Delk: Pitino "Took His Hands Off The Steering Wheel," Hired The Wrong Guys

Rick Pitino hired people who "didn't have his back," Tony Delk says, but he deserves another opportunity

Taz and the Moose
April 04, 2018 - 10:14 am

USA Today Images

Categories: 

Rick Pitino’s Louisville tenure came to an unceremonious end last year, this after an alleged pay-for-play scheme involving a highly ranked recruit. This incident was the latest of several transgressions committed by Pitino – or by people in and around his program.

Pitino, however, has maintained his innocence throughout and expressed a desire to coach again.

“I talked to coach a few months ago, and I know he’s very passionate and he still loves the game and definitely wants to get back in the game,” SEC college basketball analyst and NBA TV analyst Tony Delk said on Taz & The Moose. “I don’t know if it’s on the collegiate level. I just think coach wants to be given the opportunity.”

Delk played for Pitino at Kentucky. In 1996, Delk was SEC Player of the Year, a consensus first-team All-American, and the Final Four’s Most Outstanding Player, as he led the Wildcats to the national championship.

“He’s by far the best coach I ever played for,” Delk said. “That’s not a knock against the guys I played for in the NBA and my high school coach, but Coach Pitino taught me so much about the game from a mental aspect, physically being in great shape, and just understanding the game from an IQ standpoint. He was one of the most knowledgeable coaches that’s in college basketball. He was able to not only take his players and make those guys pros, he has really good assistant coaches that became head coaches.”

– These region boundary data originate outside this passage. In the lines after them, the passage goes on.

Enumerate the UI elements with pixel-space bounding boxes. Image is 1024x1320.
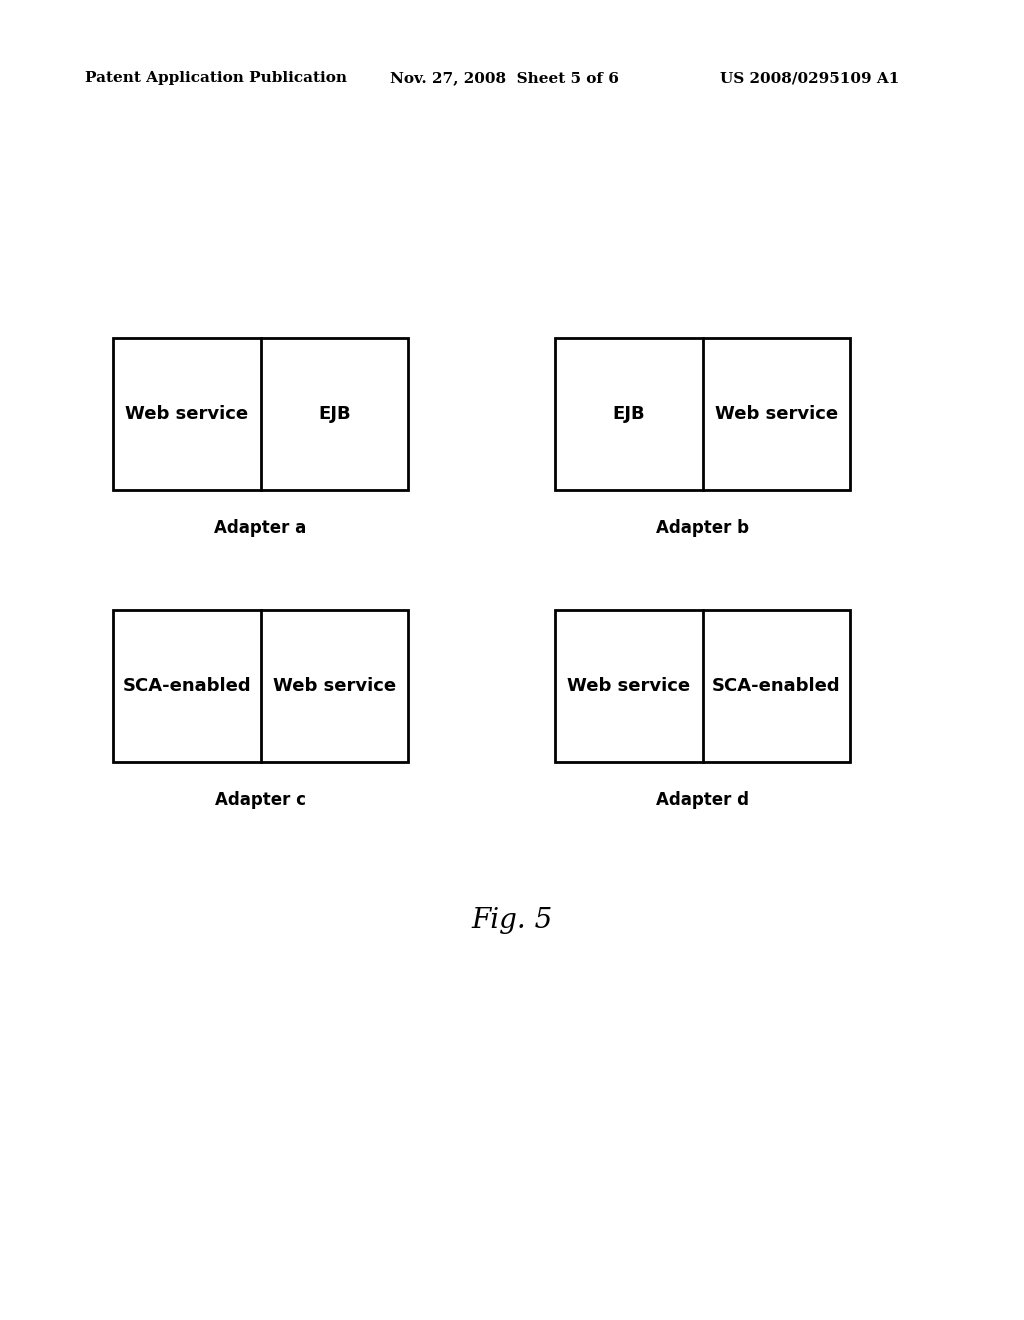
Text: Fig. 5: Fig. 5 — [471, 907, 553, 933]
Text: SCA-enabled: SCA-enabled — [123, 677, 251, 696]
Text: Web service: Web service — [715, 405, 838, 422]
Text: Web service: Web service — [272, 677, 396, 696]
Bar — [113, 610, 408, 762]
Text: EJB: EJB — [317, 405, 350, 422]
Text: Adapter c: Adapter c — [215, 791, 306, 809]
Text: Adapter a: Adapter a — [214, 519, 306, 537]
Text: SCA-enabled: SCA-enabled — [712, 677, 841, 696]
Text: US 2008/0295109 A1: US 2008/0295109 A1 — [720, 71, 899, 84]
Text: Adapter b: Adapter b — [656, 519, 749, 537]
Text: Nov. 27, 2008  Sheet 5 of 6: Nov. 27, 2008 Sheet 5 of 6 — [390, 71, 618, 84]
Bar — [113, 338, 408, 490]
Text: EJB: EJB — [612, 405, 645, 422]
Text: Patent Application Publication: Patent Application Publication — [85, 71, 347, 84]
Bar — [555, 610, 850, 762]
Text: Web service: Web service — [125, 405, 248, 422]
Text: Adapter d: Adapter d — [656, 791, 749, 809]
Bar — [555, 338, 850, 490]
Text: Web service: Web service — [567, 677, 690, 696]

It's difficult to dispute any of that. At some point, though, Pitino lost his way.

“During his time at Louisville, he had a chance to hire a lot of people and give those people opportunities to be able to take care of the family,” Delk said. “I just think the last couple years, he hired the wrong guys. He hired the wrong guys – guys that didn’t have his back. When you think about loyalty, I thought he had a lot of it early on, and then there were guys that were just coming in, basically doing their time and they were looking to get to the next job. Coach might have took his hands off the steering wheel. But it doesn’t mean he doesn’t know basketball or he’s not passionate about what he does. I’m just waiting for somebody just to step up and give him the opportunity.”

Pitino was reportedly close to becoming the next head coach at Rhode Island, but both sides have denied that.

“I know there’s been a couple different talks about different programs,” Delk said. “It’s going to have to be the right situation for him. Whatever AD or program hires him, they’re getting a really, really good coach – a great coach, not a good coach."